Oh, those awkward early weeks of a new social platform when so many of the conversations seem to be about the platform itself. This week, the new kid on the block is Threads, Meta’s answer to Twitter.
Scrolling through my feed on Threads, it seems three out of every four posts is either some variation on “So this is Threads,” advice for using Threads, reflections on the experience so far or predictions for Threads’ future.
Or a sardonic reflection on the fact that we all seem to be using Threads as a way to talk about Threads. Which is, let’s face it, kind of hilarious. (Hence the cartoon.)
Thing is, though? It’s also absolutely natural. If you and I were plunked down in unfamiliar surroundings, I’m guessing we’d be spending a lot of your early time there talking about those surroundings: observing, analyzing, speculating and even critiquing them.
One unavoidable topic when we’re talking about Threads: privacy. By now you’ve probably heard about just what a spectacular personal-data-land-grab Threads involves. It’s pretty much what the Facebook and Instagram apps already require you to fork over before you can start posting cat reels and such); a little more than Twitter; and a lot more than, say, BlueSky.
The privacy winner, though, is Mastodon. Here’s how they put it at Ars Technica:
Below is all the data collected by Mastodon that’s mentioned in the App Store.
*In the style of Taylor Swift.*
[Blank Space]
(And if you’re wondering whether you can find me on Mastodon, why yes, you very much can.)
As we’re adjusting to this latest meteor impact in our social media ecosystem, it’s worth considering that there may not be any one successor to Twitter. Maybe we should stop trying to figure out who will win that crown — because perhaps there shouldn’t be a crown in the first place.

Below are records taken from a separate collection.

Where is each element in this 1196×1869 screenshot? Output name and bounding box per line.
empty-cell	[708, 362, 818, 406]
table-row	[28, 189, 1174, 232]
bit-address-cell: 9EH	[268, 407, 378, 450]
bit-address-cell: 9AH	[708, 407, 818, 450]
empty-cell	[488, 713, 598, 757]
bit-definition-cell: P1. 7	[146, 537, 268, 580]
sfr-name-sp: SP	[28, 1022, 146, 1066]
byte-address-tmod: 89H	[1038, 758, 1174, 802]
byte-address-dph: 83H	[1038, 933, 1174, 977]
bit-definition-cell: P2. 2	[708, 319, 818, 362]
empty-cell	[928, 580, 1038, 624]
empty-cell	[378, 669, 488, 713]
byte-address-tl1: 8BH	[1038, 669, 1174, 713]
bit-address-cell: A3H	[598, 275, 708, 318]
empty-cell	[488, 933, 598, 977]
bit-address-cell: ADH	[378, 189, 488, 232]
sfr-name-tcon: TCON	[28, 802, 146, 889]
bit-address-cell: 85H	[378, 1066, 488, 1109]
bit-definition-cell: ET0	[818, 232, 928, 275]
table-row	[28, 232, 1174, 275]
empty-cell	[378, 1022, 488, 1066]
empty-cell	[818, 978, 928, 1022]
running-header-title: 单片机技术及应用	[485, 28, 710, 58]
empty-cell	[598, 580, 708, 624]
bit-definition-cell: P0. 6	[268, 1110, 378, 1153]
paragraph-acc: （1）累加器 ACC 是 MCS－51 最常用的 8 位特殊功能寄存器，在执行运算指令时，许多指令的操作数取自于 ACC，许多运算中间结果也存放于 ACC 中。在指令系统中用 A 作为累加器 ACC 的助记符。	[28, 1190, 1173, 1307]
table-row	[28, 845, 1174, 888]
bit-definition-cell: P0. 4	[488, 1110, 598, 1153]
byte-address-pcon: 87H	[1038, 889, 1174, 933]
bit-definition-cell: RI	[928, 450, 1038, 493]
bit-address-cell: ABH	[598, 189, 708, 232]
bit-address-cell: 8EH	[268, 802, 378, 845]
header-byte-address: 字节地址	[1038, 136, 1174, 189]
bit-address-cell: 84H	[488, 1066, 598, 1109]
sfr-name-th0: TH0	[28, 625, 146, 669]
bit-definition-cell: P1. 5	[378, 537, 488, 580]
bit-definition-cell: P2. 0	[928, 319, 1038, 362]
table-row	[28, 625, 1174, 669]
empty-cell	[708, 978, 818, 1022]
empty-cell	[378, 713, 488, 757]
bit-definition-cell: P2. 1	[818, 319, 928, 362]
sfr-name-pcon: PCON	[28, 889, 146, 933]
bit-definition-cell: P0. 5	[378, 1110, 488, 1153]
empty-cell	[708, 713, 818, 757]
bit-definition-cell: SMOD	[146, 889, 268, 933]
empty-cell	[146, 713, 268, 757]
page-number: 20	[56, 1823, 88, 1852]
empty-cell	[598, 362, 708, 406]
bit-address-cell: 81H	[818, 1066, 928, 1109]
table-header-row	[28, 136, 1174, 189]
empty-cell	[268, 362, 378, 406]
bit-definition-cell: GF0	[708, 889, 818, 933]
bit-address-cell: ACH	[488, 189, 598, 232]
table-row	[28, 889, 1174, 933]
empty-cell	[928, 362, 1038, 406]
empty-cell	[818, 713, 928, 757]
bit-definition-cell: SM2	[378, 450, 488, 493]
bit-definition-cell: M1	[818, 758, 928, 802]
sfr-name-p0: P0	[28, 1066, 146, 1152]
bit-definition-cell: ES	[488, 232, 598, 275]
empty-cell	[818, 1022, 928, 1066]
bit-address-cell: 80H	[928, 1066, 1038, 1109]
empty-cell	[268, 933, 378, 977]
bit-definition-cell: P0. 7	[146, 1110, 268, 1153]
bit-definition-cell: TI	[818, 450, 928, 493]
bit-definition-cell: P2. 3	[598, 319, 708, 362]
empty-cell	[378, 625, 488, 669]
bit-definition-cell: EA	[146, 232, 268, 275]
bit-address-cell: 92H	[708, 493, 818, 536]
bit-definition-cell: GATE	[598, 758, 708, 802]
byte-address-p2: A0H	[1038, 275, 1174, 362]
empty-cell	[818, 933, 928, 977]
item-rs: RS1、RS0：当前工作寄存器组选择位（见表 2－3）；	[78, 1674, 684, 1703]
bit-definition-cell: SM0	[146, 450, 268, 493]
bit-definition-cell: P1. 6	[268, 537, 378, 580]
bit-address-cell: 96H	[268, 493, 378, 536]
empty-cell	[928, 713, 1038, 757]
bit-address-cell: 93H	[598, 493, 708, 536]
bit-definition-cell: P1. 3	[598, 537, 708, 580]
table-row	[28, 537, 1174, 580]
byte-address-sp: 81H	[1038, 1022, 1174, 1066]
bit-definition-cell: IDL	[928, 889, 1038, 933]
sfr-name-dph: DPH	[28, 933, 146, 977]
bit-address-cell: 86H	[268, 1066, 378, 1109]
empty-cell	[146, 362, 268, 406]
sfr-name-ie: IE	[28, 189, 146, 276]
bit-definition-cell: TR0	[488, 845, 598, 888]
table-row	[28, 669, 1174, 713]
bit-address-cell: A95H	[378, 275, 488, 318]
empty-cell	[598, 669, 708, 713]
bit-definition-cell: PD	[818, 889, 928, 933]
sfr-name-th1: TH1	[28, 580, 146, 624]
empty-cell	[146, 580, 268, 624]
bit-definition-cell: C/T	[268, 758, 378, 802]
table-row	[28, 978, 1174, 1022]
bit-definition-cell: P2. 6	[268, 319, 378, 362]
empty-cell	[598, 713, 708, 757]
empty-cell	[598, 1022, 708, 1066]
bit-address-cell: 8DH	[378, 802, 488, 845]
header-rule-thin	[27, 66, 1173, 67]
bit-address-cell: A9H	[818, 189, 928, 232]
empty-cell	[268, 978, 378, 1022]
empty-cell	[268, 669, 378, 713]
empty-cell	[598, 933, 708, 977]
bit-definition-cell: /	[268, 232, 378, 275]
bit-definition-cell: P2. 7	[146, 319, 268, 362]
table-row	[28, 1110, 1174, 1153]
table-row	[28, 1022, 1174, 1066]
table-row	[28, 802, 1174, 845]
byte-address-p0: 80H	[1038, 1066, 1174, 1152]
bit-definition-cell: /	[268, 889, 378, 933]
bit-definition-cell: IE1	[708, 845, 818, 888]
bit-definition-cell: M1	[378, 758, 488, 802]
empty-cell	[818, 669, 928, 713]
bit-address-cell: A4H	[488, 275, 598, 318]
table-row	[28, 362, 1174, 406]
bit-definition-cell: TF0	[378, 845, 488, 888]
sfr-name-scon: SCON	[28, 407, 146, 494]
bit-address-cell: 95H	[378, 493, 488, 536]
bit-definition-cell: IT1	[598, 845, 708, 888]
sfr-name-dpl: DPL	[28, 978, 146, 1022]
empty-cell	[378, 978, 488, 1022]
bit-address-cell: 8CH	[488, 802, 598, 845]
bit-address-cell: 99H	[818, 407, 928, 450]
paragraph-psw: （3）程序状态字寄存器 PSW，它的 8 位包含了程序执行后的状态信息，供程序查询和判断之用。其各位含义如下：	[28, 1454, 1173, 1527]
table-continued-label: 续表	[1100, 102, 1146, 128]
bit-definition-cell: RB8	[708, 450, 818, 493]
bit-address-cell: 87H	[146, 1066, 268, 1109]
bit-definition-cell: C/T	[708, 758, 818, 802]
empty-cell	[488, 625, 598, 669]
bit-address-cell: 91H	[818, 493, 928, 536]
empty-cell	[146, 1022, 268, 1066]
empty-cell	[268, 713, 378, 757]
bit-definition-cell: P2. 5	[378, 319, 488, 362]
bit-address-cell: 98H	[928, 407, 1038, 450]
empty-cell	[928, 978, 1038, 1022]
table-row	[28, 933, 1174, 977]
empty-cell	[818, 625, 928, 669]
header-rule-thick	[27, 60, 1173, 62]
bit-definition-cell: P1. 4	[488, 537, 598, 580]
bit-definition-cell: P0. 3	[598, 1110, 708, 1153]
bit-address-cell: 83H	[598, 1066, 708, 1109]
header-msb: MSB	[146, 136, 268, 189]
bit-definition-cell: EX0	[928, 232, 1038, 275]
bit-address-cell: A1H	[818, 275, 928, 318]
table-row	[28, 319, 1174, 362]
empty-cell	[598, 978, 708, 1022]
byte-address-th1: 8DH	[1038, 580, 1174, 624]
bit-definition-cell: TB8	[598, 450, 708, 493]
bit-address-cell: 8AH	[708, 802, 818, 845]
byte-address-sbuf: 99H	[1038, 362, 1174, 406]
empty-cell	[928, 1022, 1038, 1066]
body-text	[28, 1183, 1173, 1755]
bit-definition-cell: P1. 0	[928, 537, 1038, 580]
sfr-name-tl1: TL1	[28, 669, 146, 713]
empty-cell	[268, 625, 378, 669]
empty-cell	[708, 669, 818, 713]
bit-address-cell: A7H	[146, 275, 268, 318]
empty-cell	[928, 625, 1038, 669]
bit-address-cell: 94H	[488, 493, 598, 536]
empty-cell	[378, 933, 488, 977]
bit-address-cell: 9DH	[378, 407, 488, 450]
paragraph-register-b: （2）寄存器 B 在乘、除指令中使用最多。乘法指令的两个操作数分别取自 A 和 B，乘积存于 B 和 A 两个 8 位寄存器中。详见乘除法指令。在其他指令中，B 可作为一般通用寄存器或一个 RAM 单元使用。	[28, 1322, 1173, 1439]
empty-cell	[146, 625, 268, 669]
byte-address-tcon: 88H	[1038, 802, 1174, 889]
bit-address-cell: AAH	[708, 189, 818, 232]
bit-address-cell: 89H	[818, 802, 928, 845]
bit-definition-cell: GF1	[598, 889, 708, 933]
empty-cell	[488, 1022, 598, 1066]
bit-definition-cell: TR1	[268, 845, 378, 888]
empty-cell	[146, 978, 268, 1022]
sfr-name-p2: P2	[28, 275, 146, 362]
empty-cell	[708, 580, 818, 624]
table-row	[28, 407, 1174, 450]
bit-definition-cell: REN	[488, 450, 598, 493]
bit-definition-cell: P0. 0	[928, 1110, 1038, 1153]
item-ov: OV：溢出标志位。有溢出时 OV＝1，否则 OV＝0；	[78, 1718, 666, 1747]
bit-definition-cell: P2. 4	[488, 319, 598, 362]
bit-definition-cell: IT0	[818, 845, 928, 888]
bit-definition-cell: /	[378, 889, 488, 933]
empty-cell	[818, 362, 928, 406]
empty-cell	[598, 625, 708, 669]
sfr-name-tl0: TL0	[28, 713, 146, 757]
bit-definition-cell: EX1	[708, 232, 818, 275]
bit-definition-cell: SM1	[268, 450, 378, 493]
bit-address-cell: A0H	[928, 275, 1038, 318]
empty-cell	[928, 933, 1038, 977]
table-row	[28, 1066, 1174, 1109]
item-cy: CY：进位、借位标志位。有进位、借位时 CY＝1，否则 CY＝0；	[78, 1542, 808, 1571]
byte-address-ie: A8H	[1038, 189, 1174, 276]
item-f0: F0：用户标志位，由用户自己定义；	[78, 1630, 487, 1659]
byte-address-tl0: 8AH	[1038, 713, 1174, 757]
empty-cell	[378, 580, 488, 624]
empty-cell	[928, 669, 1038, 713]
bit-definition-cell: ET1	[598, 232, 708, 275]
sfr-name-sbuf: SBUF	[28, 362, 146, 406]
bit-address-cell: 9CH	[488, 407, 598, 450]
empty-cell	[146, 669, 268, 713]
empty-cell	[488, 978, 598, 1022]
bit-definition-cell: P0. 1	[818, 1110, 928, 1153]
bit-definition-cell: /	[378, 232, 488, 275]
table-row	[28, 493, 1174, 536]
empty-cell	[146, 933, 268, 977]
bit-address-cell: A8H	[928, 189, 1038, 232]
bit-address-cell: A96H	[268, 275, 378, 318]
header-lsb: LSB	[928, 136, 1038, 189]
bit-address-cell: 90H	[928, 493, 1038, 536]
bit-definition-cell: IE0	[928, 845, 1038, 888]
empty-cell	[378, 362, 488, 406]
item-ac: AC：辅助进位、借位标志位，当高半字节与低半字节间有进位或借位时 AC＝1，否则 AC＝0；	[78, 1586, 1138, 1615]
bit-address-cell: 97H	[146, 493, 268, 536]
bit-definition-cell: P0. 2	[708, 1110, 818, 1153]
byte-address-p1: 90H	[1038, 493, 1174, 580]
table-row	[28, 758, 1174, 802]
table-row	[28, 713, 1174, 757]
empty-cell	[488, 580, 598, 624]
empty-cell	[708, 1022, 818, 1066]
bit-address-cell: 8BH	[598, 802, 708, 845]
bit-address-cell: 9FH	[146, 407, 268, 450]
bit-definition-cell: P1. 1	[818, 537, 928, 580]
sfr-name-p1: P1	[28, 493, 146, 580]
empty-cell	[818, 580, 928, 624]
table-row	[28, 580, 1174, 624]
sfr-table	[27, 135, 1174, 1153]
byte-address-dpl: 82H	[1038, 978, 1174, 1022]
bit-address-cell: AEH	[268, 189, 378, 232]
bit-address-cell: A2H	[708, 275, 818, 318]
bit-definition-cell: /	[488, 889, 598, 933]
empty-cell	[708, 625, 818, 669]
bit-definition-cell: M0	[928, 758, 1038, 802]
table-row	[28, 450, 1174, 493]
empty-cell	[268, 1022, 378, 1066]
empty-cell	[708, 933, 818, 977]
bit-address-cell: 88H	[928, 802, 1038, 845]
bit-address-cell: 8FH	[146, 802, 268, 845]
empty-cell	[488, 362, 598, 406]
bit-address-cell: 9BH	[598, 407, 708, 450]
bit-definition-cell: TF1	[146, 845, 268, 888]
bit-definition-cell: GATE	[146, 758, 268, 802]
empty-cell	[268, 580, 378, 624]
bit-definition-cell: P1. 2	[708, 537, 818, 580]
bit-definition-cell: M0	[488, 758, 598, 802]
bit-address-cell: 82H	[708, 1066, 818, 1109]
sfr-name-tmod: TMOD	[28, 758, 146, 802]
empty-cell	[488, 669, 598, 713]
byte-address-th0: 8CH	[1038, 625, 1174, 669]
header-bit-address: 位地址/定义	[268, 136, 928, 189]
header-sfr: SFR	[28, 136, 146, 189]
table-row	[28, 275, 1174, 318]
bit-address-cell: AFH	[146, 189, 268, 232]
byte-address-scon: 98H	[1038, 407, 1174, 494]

Threads’ makers are promising they’ll be connecting it before long to the Fediverse, a group of intercommunicating servers and services connected through a common protocol (thanks again, Evan Prodromou!) So the successor to Twitter might be not be one service, but thousands. Let a million servers bloom.
That holds just the faintest shadow of a glimmer of a spark of hope for the revival of the open Internet heralded in the early years of Web 2.0 — blogs and wikis and services large and small all talking to each other, and users being able to communicate across platforms instead of within walled gardens.
That’s a party I’d love to go to. I’ll bring chips.